Beach House
Jason Nocito

Every once in a while, a band comes along that has that perfect mix of mystery and talent, exuding emotion that both bewilders and intrigues even its most die-hard fans. Baltimore’s Beach House is one of those bands. The duo, made up of vocalist and organist Victoria Legrand and multi-instrumentalist Alex Scally, have been garnering critical praise since their dreamy self-titled debut appeared in 2006 via Carpark Records. In 2008, the pair followed it up with the dazzlingly understated Devotion, replete with vintage organ tones and Legrand’s somber, breathy vibrato.

Still, it’s Teen Dream, the band’s not-so-quiet January release — their first on Seattle’s Sub Pop Records — that seems to be where everyone’s attention is focused nowadays. Over the course of Dream’s 10 tracks, Scally and Legrand build upon their love of all things textured, layering vague-but-resonating lyrics over multiple organ parts, swirling electric guitars, understated percussion, and Legrand’s signature vocal deliveries. The new album gives a peppy twist to once-sleepy dream-pop structures, and for Scally, it’s making all the difference.

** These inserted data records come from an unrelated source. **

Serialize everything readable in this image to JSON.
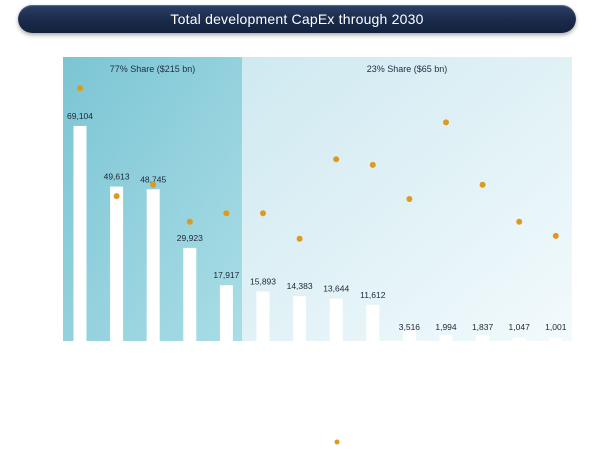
{
  "header": {
    "title": "Total development CapEx through 2030"
  },
  "chart_data": {
    "type": "bar",
    "title": "Total development CapEx through 2030",
    "categories": [
      "",
      "",
      "",
      "",
      "",
      "",
      "",
      "",
      "",
      "",
      "",
      "",
      "",
      ""
    ],
    "series": [
      {
        "values": [
          69104,
          49613,
          48745,
          29923,
          17917,
          15893,
          14383,
          13644,
          11612,
          3516,
          1994,
          1837,
          1047,
          1001
        ]
      }
    ],
    "value_labels": [
      "69,104",
      "49,613",
      "48,745",
      "29,923",
      "17,917",
      "15,893",
      "14,383",
      "13,644",
      "11,612",
      "3,516",
      "1,994",
      "1,837",
      "1,047",
      "1,001"
    ],
    "secondary_markers": [
      0.89,
      0.51,
      0.55,
      0.42,
      0.45,
      0.45,
      0.36,
      0.64,
      0.62,
      0.5,
      0.77,
      0.55,
      0.42,
      0.37
    ],
    "ylim": [
      0,
      80000
    ],
    "panels": [
      {
        "label": "77% Share ($215 bn)",
        "first": 0,
        "last": 4,
        "color": "#8fd0dd"
      },
      {
        "label": "23% Share ($65 bn)",
        "first": 5,
        "last": 13,
        "color": "#e3f3f8"
      }
    ],
    "bar_color": "#ffffff",
    "marker_color": "#dd9a1e",
    "grid": false
  }
}
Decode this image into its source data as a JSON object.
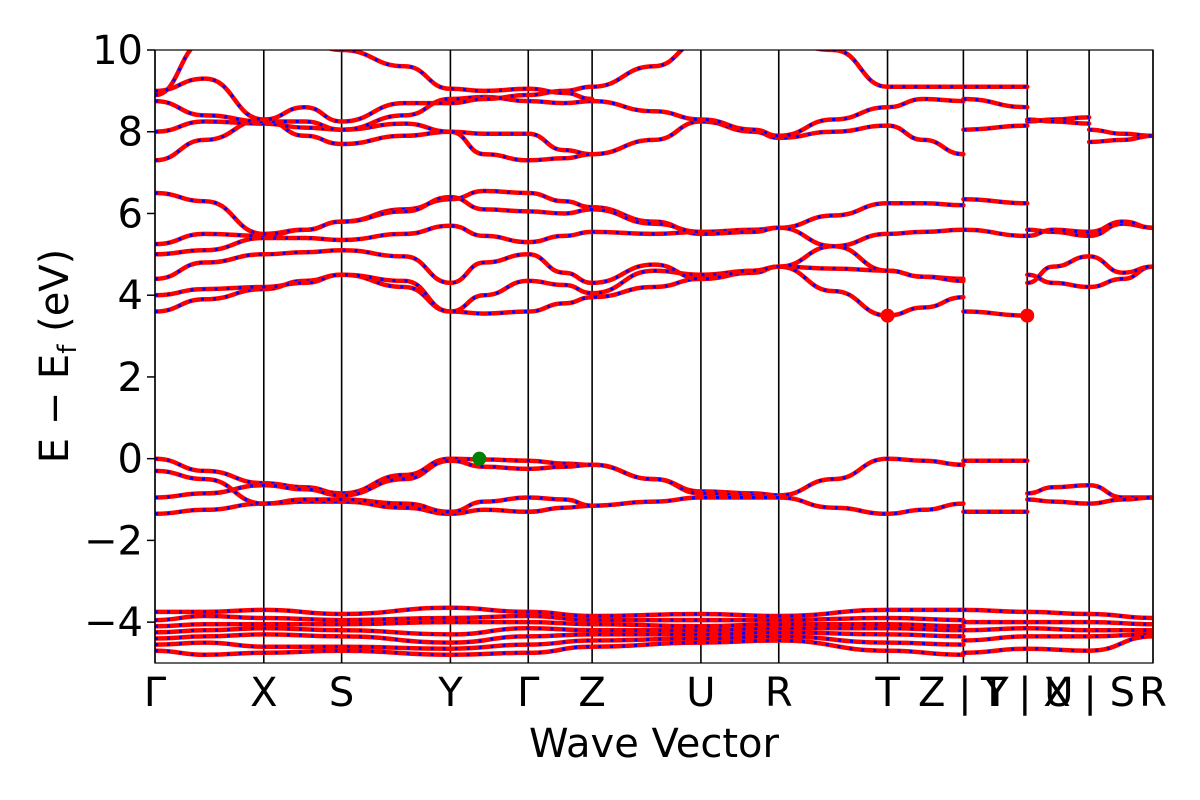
{
  "chart_data": {
    "type": "line",
    "title": "",
    "xlabel": "Wave Vector",
    "ylabel": "E − E",
    "ylabel_sub": "f",
    "ylabel_unit": " (eV)",
    "ylim": [
      -5,
      10
    ],
    "yticks": [
      {
        "value": 10,
        "label": "10"
      },
      {
        "value": 8,
        "label": "8"
      },
      {
        "value": 6,
        "label": "6"
      },
      {
        "value": 4,
        "label": "4"
      },
      {
        "value": 2,
        "label": "2"
      },
      {
        "value": 0,
        "label": "0"
      },
      {
        "value": -2,
        "label": "−2"
      },
      {
        "value": -4,
        "label": "−4"
      }
    ],
    "xlim": [
      0,
      1
    ],
    "kpoints": [
      {
        "x": 0.0,
        "label": "Γ"
      },
      {
        "x": 0.109,
        "label": "X"
      },
      {
        "x": 0.187,
        "label": "S"
      },
      {
        "x": 0.296,
        "label": "Y"
      },
      {
        "x": 0.374,
        "label": "Γ"
      },
      {
        "x": 0.438,
        "label": "Z"
      },
      {
        "x": 0.547,
        "label": "U"
      },
      {
        "x": 0.625,
        "label": "R"
      },
      {
        "x": 0.734,
        "label": "T"
      },
      {
        "x": 0.81,
        "label": "Z | Y"
      },
      {
        "x": 0.874,
        "label": "T | U"
      },
      {
        "x": 0.936,
        "label": "X | S"
      },
      {
        "x": 1.0,
        "label": "R"
      }
    ],
    "line_colors": {
      "primary": "#ff0000",
      "dashes": "#0000ff"
    },
    "marker_colors": {
      "vbm": "#008000",
      "cbm": "#ff0000"
    },
    "markers": [
      {
        "x": 0.325,
        "y": 0.0,
        "kind": "vbm"
      },
      {
        "x": 0.734,
        "y": 3.5,
        "kind": "cbm"
      },
      {
        "x": 0.874,
        "y": 3.5,
        "kind": "cbm"
      }
    ],
    "bands": [
      {
        "name": "",
        "x": [
          0,
          0.05,
          0.109,
          0.15,
          0.187,
          0.25,
          0.296,
          0.33,
          0.374,
          0.41,
          0.438,
          0.5,
          0.547,
          0.6,
          0.625,
          0.68,
          0.734,
          0.77,
          0.81
        ],
        "y": [
          0.0,
          -0.3,
          -0.6,
          -0.7,
          -0.85,
          -0.4,
          0.0,
          -0.02,
          -0.05,
          -0.12,
          -0.15,
          -0.5,
          -0.8,
          -0.85,
          -0.9,
          -0.5,
          0.0,
          -0.05,
          -0.15
        ]
      },
      {
        "name": "",
        "x": [
          0,
          0.05,
          0.109,
          0.15,
          0.187,
          0.25,
          0.296,
          0.33,
          0.374,
          0.41,
          0.438,
          0.5,
          0.547,
          0.6,
          0.625
        ],
        "y": [
          -0.95,
          -0.85,
          -0.65,
          -0.75,
          -0.9,
          -0.5,
          -0.05,
          -0.2,
          -0.25,
          -0.2,
          -0.15,
          -0.5,
          -0.85,
          -0.9,
          -0.95
        ]
      },
      {
        "name": "",
        "x": [
          0,
          0.05,
          0.109,
          0.15,
          0.187,
          0.25,
          0.296,
          0.33,
          0.374,
          0.41,
          0.438,
          0.5,
          0.547,
          0.6,
          0.625,
          0.68,
          0.734,
          0.77,
          0.81
        ],
        "y": [
          -1.35,
          -1.25,
          -1.1,
          -1.05,
          -1.05,
          -1.2,
          -1.35,
          -1.25,
          -1.3,
          -1.2,
          -1.15,
          -1.05,
          -0.95,
          -0.95,
          -0.95,
          -1.2,
          -1.35,
          -1.25,
          -1.1
        ]
      },
      {
        "name": "",
        "x": [
          0,
          0.05,
          0.109,
          0.15,
          0.187,
          0.25,
          0.296,
          0.33,
          0.374,
          0.41,
          0.438
        ],
        "y": [
          -0.3,
          -0.5,
          -1.1,
          -1.0,
          -1.0,
          -1.1,
          -1.3,
          -1.05,
          -0.95,
          -1.0,
          -1.15
        ]
      },
      {
        "name": "",
        "x": [
          0.874,
          0.9,
          0.936,
          0.97,
          1.0
        ],
        "y": [
          -0.85,
          -0.7,
          -0.65,
          -0.95,
          -0.95
        ]
      },
      {
        "name": "",
        "x": [
          0.874,
          0.9,
          0.936,
          0.97,
          1.0
        ],
        "y": [
          -1.0,
          -1.05,
          -1.1,
          -1.0,
          -0.95
        ]
      },
      {
        "name": "",
        "x": [
          0.81,
          0.874
        ],
        "y": [
          -0.05,
          -0.05
        ]
      },
      {
        "name": "",
        "x": [
          0.81,
          0.874
        ],
        "y": [
          -1.3,
          -1.3
        ]
      },
      {
        "name": "",
        "x": [
          0,
          0.05,
          0.109,
          0.15,
          0.187,
          0.25,
          0.296,
          0.33,
          0.374,
          0.41,
          0.438,
          0.5,
          0.547,
          0.6,
          0.625,
          0.68,
          0.734,
          0.77,
          0.81
        ],
        "y": [
          3.6,
          3.9,
          4.15,
          4.35,
          4.5,
          4.2,
          3.6,
          3.55,
          3.6,
          3.8,
          3.95,
          4.2,
          4.4,
          4.55,
          4.7,
          4.1,
          3.5,
          3.7,
          3.95
        ]
      },
      {
        "name": "",
        "x": [
          0,
          0.05,
          0.109,
          0.15,
          0.187,
          0.25,
          0.296,
          0.33,
          0.374,
          0.41,
          0.438,
          0.5,
          0.547,
          0.6,
          0.625,
          0.68,
          0.734,
          0.77,
          0.81
        ],
        "y": [
          4.0,
          4.15,
          4.2,
          4.3,
          4.5,
          4.35,
          3.6,
          4.0,
          4.35,
          4.25,
          4.05,
          4.6,
          4.5,
          4.6,
          4.7,
          4.65,
          4.6,
          4.45,
          4.4
        ]
      },
      {
        "name": "",
        "x": [
          0,
          0.05,
          0.109,
          0.15,
          0.187,
          0.25,
          0.296,
          0.33,
          0.374,
          0.41,
          0.438,
          0.5,
          0.547,
          0.6,
          0.625,
          0.68,
          0.734,
          0.77,
          0.81
        ],
        "y": [
          4.4,
          4.8,
          5.0,
          5.05,
          5.1,
          4.95,
          4.3,
          4.8,
          5.0,
          4.55,
          4.3,
          4.75,
          4.4,
          4.6,
          4.7,
          5.2,
          5.5,
          5.55,
          5.6
        ]
      },
      {
        "name": "",
        "x": [
          0,
          0.05,
          0.109,
          0.15,
          0.187,
          0.25,
          0.296,
          0.33,
          0.374,
          0.41,
          0.438,
          0.5,
          0.547,
          0.6,
          0.625,
          0.68,
          0.734,
          0.77,
          0.81
        ],
        "y": [
          5.0,
          5.1,
          5.4,
          5.4,
          5.35,
          5.5,
          5.7,
          5.45,
          5.3,
          5.45,
          5.55,
          5.5,
          5.55,
          5.6,
          5.65,
          5.95,
          6.25,
          6.25,
          6.2
        ]
      },
      {
        "name": "",
        "x": [
          0,
          0.05,
          0.109,
          0.15,
          0.187,
          0.25,
          0.296,
          0.33,
          0.374,
          0.41,
          0.438,
          0.5,
          0.547,
          0.6,
          0.625,
          0.68,
          0.734,
          0.77,
          0.81
        ],
        "y": [
          5.25,
          5.5,
          5.45,
          5.6,
          5.8,
          6.1,
          6.35,
          6.55,
          6.5,
          6.3,
          6.15,
          5.8,
          5.5,
          5.55,
          5.65,
          5.2,
          4.6,
          4.45,
          4.35
        ]
      },
      {
        "name": "",
        "x": [
          0,
          0.05,
          0.109,
          0.15,
          0.187,
          0.25,
          0.296,
          0.33,
          0.374,
          0.41,
          0.438,
          0.5,
          0.547
        ],
        "y": [
          6.5,
          6.3,
          5.5,
          5.6,
          5.8,
          6.05,
          6.4,
          6.1,
          6.05,
          6.0,
          6.1,
          5.75,
          5.55
        ]
      },
      {
        "name": "",
        "x": [
          0.81,
          0.874
        ],
        "y": [
          6.35,
          6.25
        ]
      },
      {
        "name": "",
        "x": [
          0.81,
          0.874
        ],
        "y": [
          3.6,
          3.5
        ]
      },
      {
        "name": "",
        "x": [
          0.81,
          0.874
        ],
        "y": [
          5.6,
          5.45
        ]
      },
      {
        "name": "",
        "x": [
          0.874,
          0.9,
          0.936,
          0.97,
          1.0
        ],
        "y": [
          4.5,
          4.3,
          4.2,
          4.4,
          4.7
        ]
      },
      {
        "name": "",
        "x": [
          0.874,
          0.9,
          0.936,
          0.97,
          1.0
        ],
        "y": [
          4.3,
          4.7,
          4.95,
          4.55,
          4.7
        ]
      },
      {
        "name": "",
        "x": [
          0.874,
          0.9,
          0.936,
          0.97,
          1.0
        ],
        "y": [
          5.6,
          5.55,
          5.45,
          5.75,
          5.65
        ]
      },
      {
        "name": "",
        "x": [
          0.874,
          0.9,
          0.936,
          0.97,
          1.0
        ],
        "y": [
          5.45,
          5.6,
          5.55,
          5.8,
          5.65
        ]
      },
      {
        "name": "",
        "x": [
          0,
          0.05,
          0.109,
          0.15,
          0.187,
          0.25,
          0.296,
          0.33,
          0.374,
          0.41,
          0.438,
          0.5,
          0.547,
          0.6,
          0.625,
          0.68,
          0.734,
          0.77,
          0.81
        ],
        "y": [
          7.3,
          7.8,
          8.3,
          7.9,
          7.7,
          7.9,
          8.0,
          7.95,
          7.95,
          7.55,
          7.45,
          7.8,
          8.25,
          8.0,
          7.85,
          8.0,
          8.15,
          7.8,
          7.45
        ]
      },
      {
        "name": "",
        "x": [
          0,
          0.05,
          0.109,
          0.15,
          0.187,
          0.25,
          0.296,
          0.33,
          0.374,
          0.41,
          0.438
        ],
        "y": [
          8.0,
          8.25,
          8.2,
          8.1,
          8.05,
          8.2,
          8.0,
          7.45,
          7.3,
          7.35,
          7.45
        ]
      },
      {
        "name": "",
        "x": [
          0,
          0.05,
          0.109,
          0.15,
          0.187,
          0.25,
          0.296,
          0.33,
          0.374,
          0.41,
          0.438,
          0.5,
          0.547,
          0.6,
          0.625,
          0.68,
          0.734,
          0.77,
          0.81
        ],
        "y": [
          8.75,
          8.4,
          8.25,
          8.25,
          8.05,
          8.4,
          8.8,
          8.85,
          8.75,
          8.7,
          8.75,
          8.5,
          8.3,
          8.05,
          7.9,
          8.3,
          8.6,
          8.8,
          8.75
        ]
      },
      {
        "name": "",
        "x": [
          0,
          0.05,
          0.109,
          0.15,
          0.187,
          0.25,
          0.296,
          0.33,
          0.374,
          0.41,
          0.438,
          0.5,
          0.547,
          0.6,
          0.625,
          0.68,
          0.734,
          0.77,
          0.81
        ],
        "y": [
          9.0,
          9.3,
          8.3,
          8.6,
          8.25,
          8.7,
          8.7,
          8.8,
          8.9,
          9.0,
          9.1,
          9.6,
          10.2,
          10.2,
          10.2,
          10.0,
          9.1,
          9.1,
          9.1
        ]
      },
      {
        "name": "",
        "x": [
          0,
          0.05,
          0.109,
          0.15,
          0.187,
          0.25,
          0.296,
          0.33,
          0.374,
          0.41,
          0.438
        ],
        "y": [
          8.9,
          10.2,
          10.4,
          10.2,
          10.0,
          9.6,
          9.05,
          9.0,
          9.05,
          8.95,
          8.8
        ]
      },
      {
        "name": "",
        "x": [
          0.81,
          0.874
        ],
        "y": [
          8.05,
          8.15
        ]
      },
      {
        "name": "",
        "x": [
          0.81,
          0.874
        ],
        "y": [
          8.8,
          8.6
        ]
      },
      {
        "name": "",
        "x": [
          0.81,
          0.874
        ],
        "y": [
          9.1,
          9.1
        ]
      },
      {
        "name": "",
        "x": [
          0.874,
          0.9,
          0.936
        ],
        "y": [
          8.25,
          8.3,
          8.35
        ]
      },
      {
        "name": "",
        "x": [
          0.874,
          0.9,
          0.936
        ],
        "y": [
          8.3,
          8.25,
          8.2
        ]
      },
      {
        "name": "",
        "x": [
          0.936,
          0.97,
          1.0
        ],
        "y": [
          7.75,
          7.8,
          7.9
        ]
      },
      {
        "name": "",
        "x": [
          0.936,
          0.97,
          1.0
        ],
        "y": [
          8.05,
          7.95,
          7.9
        ]
      },
      {
        "name": "",
        "x": [
          0,
          0.05,
          0.109,
          0.187,
          0.296,
          0.374,
          0.438,
          0.547,
          0.625,
          0.734,
          0.81
        ],
        "y": [
          -3.75,
          -3.75,
          -3.7,
          -3.8,
          -3.65,
          -3.75,
          -3.85,
          -3.8,
          -3.85,
          -3.7,
          -3.7
        ]
      },
      {
        "name": "",
        "x": [
          0,
          0.05,
          0.109,
          0.187,
          0.296,
          0.374,
          0.438,
          0.547,
          0.625,
          0.734,
          0.81
        ],
        "y": [
          -3.95,
          -3.85,
          -3.9,
          -3.95,
          -3.9,
          -3.85,
          -3.95,
          -3.95,
          -3.95,
          -3.9,
          -3.95
        ]
      },
      {
        "name": "",
        "x": [
          0,
          0.05,
          0.109,
          0.187,
          0.296,
          0.374,
          0.438,
          0.547,
          0.625,
          0.734,
          0.81
        ],
        "y": [
          -4.1,
          -4.05,
          -4.05,
          -4.05,
          -4.0,
          -4.0,
          -4.05,
          -4.1,
          -4.05,
          -4.05,
          -4.1
        ]
      },
      {
        "name": "",
        "x": [
          0,
          0.05,
          0.109,
          0.187,
          0.296,
          0.374,
          0.438,
          0.547,
          0.625,
          0.734,
          0.81
        ],
        "y": [
          -4.25,
          -4.2,
          -4.15,
          -4.2,
          -4.3,
          -4.15,
          -4.2,
          -4.2,
          -4.15,
          -4.15,
          -4.2
        ]
      },
      {
        "name": "",
        "x": [
          0,
          0.05,
          0.109,
          0.187,
          0.296,
          0.374,
          0.438,
          0.547,
          0.625,
          0.734,
          0.81
        ],
        "y": [
          -4.4,
          -4.35,
          -4.3,
          -4.35,
          -4.5,
          -4.35,
          -4.3,
          -4.3,
          -4.25,
          -4.3,
          -4.35
        ]
      },
      {
        "name": "",
        "x": [
          0,
          0.05,
          0.109,
          0.187,
          0.296,
          0.374,
          0.438,
          0.547,
          0.625,
          0.734,
          0.81
        ],
        "y": [
          -4.55,
          -4.5,
          -4.6,
          -4.6,
          -4.65,
          -4.55,
          -4.45,
          -4.4,
          -4.35,
          -4.5,
          -4.55
        ]
      },
      {
        "name": "",
        "x": [
          0,
          0.05,
          0.109,
          0.187,
          0.296,
          0.374,
          0.438,
          0.547,
          0.625,
          0.734,
          0.81
        ],
        "y": [
          -4.7,
          -4.8,
          -4.75,
          -4.7,
          -4.8,
          -4.75,
          -4.6,
          -4.5,
          -4.45,
          -4.7,
          -4.8
        ]
      },
      {
        "name": "",
        "x": [
          0.81,
          0.874,
          0.936,
          1.0
        ],
        "y": [
          -3.7,
          -3.75,
          -3.8,
          -3.9
        ]
      },
      {
        "name": "",
        "x": [
          0.81,
          0.874,
          0.936,
          1.0
        ],
        "y": [
          -4.0,
          -4.0,
          -4.0,
          -4.05
        ]
      },
      {
        "name": "",
        "x": [
          0.81,
          0.874,
          0.936,
          1.0
        ],
        "y": [
          -4.2,
          -4.15,
          -4.2,
          -4.2
        ]
      },
      {
        "name": "",
        "x": [
          0.81,
          0.874,
          0.936,
          1.0
        ],
        "y": [
          -4.45,
          -4.35,
          -4.35,
          -4.3
        ]
      },
      {
        "name": "",
        "x": [
          0.81,
          0.874,
          0.936,
          1.0
        ],
        "y": [
          -4.75,
          -4.65,
          -4.7,
          -4.35
        ]
      }
    ]
  }
}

“When you’re touring constantly like we’ve been, you tire really quickly of what you used to do,” he explained via phone. “We kill the songs on the road, and when we get home, we want to make something different, but we’re still the same minds, and we still have the same aesthetics. I think Teen Dream ended up being a lot livelier and a lot more exciting because we felt so boring on tour. We felt like the [old] songs were flat, like we couldn’t bring them to life enough. We got home from touring [in 2008] and we started working, and this is just sort of what happened. That’s the great thing about touring; it really pushes you forward.”

Luckily, it’s not just Teen Dream’s lively tempo that makes it. Throughout the album, Legrand appears at her most ambitious lyrically, crafting songs that are strangely nostalgic and achingly lovelorn, even as their subjects remain hauntingly unclear.

Teen Dream is completely about obsession and all of the richest, most intense feelings of life  —  crushes, insane passion, wonderment,” explained Scally. “It’s about the feelings that kind of get rubbed down by age. All the songs are really different, and they all get at different things about it, but it is that kind of wild and free, passionate feeling that you get from time to time in your life.”

Further upping the artistic ante, the duo has also turned Teen Dream into an interactive affair, curating a DVD of music videos to accompany the album. Each song’s visual counterpoint was developed and executed by a different artist, all friends of the band, and without any direction from Scally or Legrand.

“We wanted it to be the song given to the artist and them giving something back with their vision,” said Scally. “It’s a DVD reaction. It’s not like music videos in the traditional sense of one.”

But that’s really no surprise, as these two pop auteurs have long strayed from the traditional. They write almost exclusively in seclusion and fully orchestrate their tracks before ever even stepping foot in a recording studio. They take their art seriously, but not pretentiously, and are the first to joke about Teen Dream being their “sellout” album. And they pay minute detail to their live shows.

As for this round of dates, which includes a stop at SOhO this Friday, April 16, Scally explains, “We’re taking it very seriously. Whatever people have experienced in their homes, we want to make something as heavy as that happen live. At this point, the only way to survive is to make it amazing every night and try to do something new and try to give people something that they would never expect, but that they love. We’ll see if it works.”